The sleep-deprivation challenge continues, and so must etc. And can only give this a one-time read through before posting. It requires much more time than that. Anyway, I regret didn’t get to what you shared regarding imagination requiring real. In your words: “Perhaps most importantly, this model serves as an object through which one’s imagination can take flight, but flight which is not entirely free, but necessarily tied in some ways to the real world.” (similar to my thoughts on “honing out the discoveries from the traction friction of disparates” above. Only in this case it’s more “opposites”). Further, to your (intuition, maybe?) of the necessity of imagination and reality, my editor and fellow Mythblast author Bradley Olson introduced me to Wallace Stevens’s essays on imagination. Excellent stuff—especially in the first essay that addresses the necessity of the tension between imagination and “reality” as a conflict between connotative and denotative language (or one’s read of language)(attitude of the perceiver stuff), where denotation gives clear structural direction, and connotation provides the multiplicity of association, the scattered herd of belligerent sheep, if you will. Also, it brings to mind from I forget now which alchemical text, “The Emblem of Avicenna” which I think you’d appreciate: an image of a flying bird tied by a chain to a sort of toad-like/gila monsterish thing on the ground, and is also called “Fixing the Volatile.”

And that leads to the next regret, not time for diving into the alchemy. That’s one that I study pretty thoroughly, and Marie-Louise von Franz my preferred presenter–in that, and in other things.

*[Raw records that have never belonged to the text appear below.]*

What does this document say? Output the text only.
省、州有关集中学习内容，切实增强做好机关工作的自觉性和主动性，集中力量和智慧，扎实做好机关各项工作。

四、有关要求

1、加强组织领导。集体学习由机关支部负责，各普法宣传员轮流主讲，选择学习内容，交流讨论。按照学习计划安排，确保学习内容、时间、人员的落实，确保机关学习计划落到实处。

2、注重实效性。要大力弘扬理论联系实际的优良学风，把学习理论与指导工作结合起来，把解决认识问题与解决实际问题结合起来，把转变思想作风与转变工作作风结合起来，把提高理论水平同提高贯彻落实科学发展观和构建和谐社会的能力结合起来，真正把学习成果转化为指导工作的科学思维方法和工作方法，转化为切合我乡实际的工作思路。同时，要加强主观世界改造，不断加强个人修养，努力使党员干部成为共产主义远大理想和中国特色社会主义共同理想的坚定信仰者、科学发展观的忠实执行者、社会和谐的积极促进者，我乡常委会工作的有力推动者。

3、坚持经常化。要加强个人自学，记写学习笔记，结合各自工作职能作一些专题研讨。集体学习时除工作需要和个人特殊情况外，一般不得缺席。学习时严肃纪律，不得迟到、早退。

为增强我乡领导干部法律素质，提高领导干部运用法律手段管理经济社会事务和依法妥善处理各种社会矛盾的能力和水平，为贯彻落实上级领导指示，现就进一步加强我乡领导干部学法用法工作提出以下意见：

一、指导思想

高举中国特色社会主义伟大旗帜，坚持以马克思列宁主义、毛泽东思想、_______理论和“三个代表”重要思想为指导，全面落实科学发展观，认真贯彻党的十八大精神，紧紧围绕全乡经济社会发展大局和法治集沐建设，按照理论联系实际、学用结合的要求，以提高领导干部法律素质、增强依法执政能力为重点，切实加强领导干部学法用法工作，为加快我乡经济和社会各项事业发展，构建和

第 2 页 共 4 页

And lastly, it should not be overlooked your: “I have found that when the individual has done the leg work, meaning when they have exhausted themselves in doing the analysis, the reflection, etc., the response by the unconscious is often stronger and of far greater clarity and relevance.” Indeed. That has been unequivocally my experience, do the inner work: meditation, dreams, poetry, science, avocation, etc.,. And fighting sleep again, but one lastly last on this: I find it very amusing that for all the hard work one does in this inner-work business, in the quest to achieve greater liberation, they are guaranteed, as a reward, to incur upon themselves not less, but ever increasing responsibility. Apparently our reward for progress is to be held accountable for the levels (or whatever one wants to call them) we achieve. Let that be a warning to all the fortunate ones who excel in the work. Ha. I sleep.